The focus of the article was the first Republican presidential debate and the prospects for any Republican Presidential candidate in 2008. According to Rich, “Aside from tax cuts and a wall on the Mexican border, the only issue that energized the presidential contenders was Ronald Reagan.”
Rich then takes a step back and looks at the Bush Administration through a telephoto lens: “… it could be argued that the Iraq fiasco, disastrous to American interests as it is, actually masks the magnitude of the destruction this presidency has visited both on the country in general and the G.O.P. in particular.

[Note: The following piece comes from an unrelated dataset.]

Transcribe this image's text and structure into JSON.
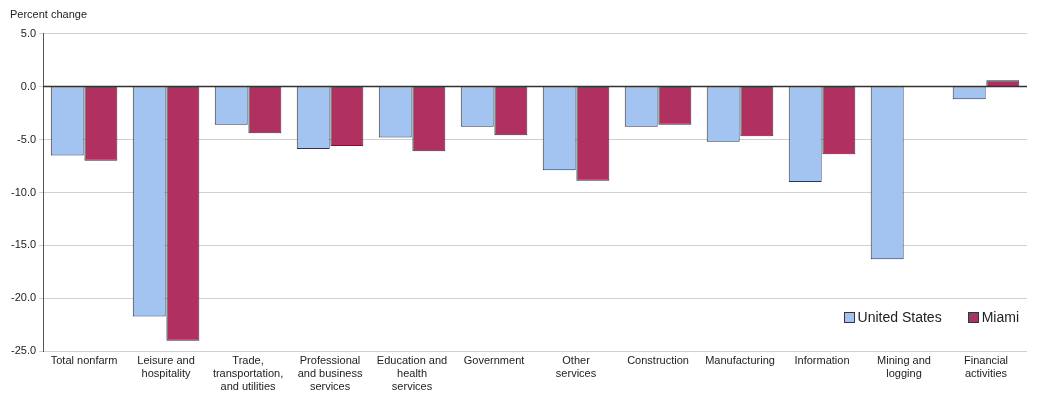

“By my rough, conservative calculation — feel free to add — there have been corruption, incompetence, and contracting or cronyism scandals in these cabinet departments: Defense, Education, Justice, Interior, Homeland Security, Veterans Affairs, Health and Human Services, and Housing and Urban Development. I am not counting State, whose deputy secretary, a champion of abstinence-based international AIDS funding, resigned last month in a prostitution scandal, or the General Services Administration, now being investigated for possibly steering federal favors to Republican Congressional candidates in 2006. Or the Office of Management and Budget, whose chief procurement officer was sentenced to prison in the Abramoff fallout. I will, however, toss in a figure that reveals the sheer depth of the overall malfeasance: no fewer than four inspectors general, the official watchdogs charged with investigating improprieties in each department, are themselves under investigation simultaneously — an all-time record.”
No wonder I’m having a hard time keeping up!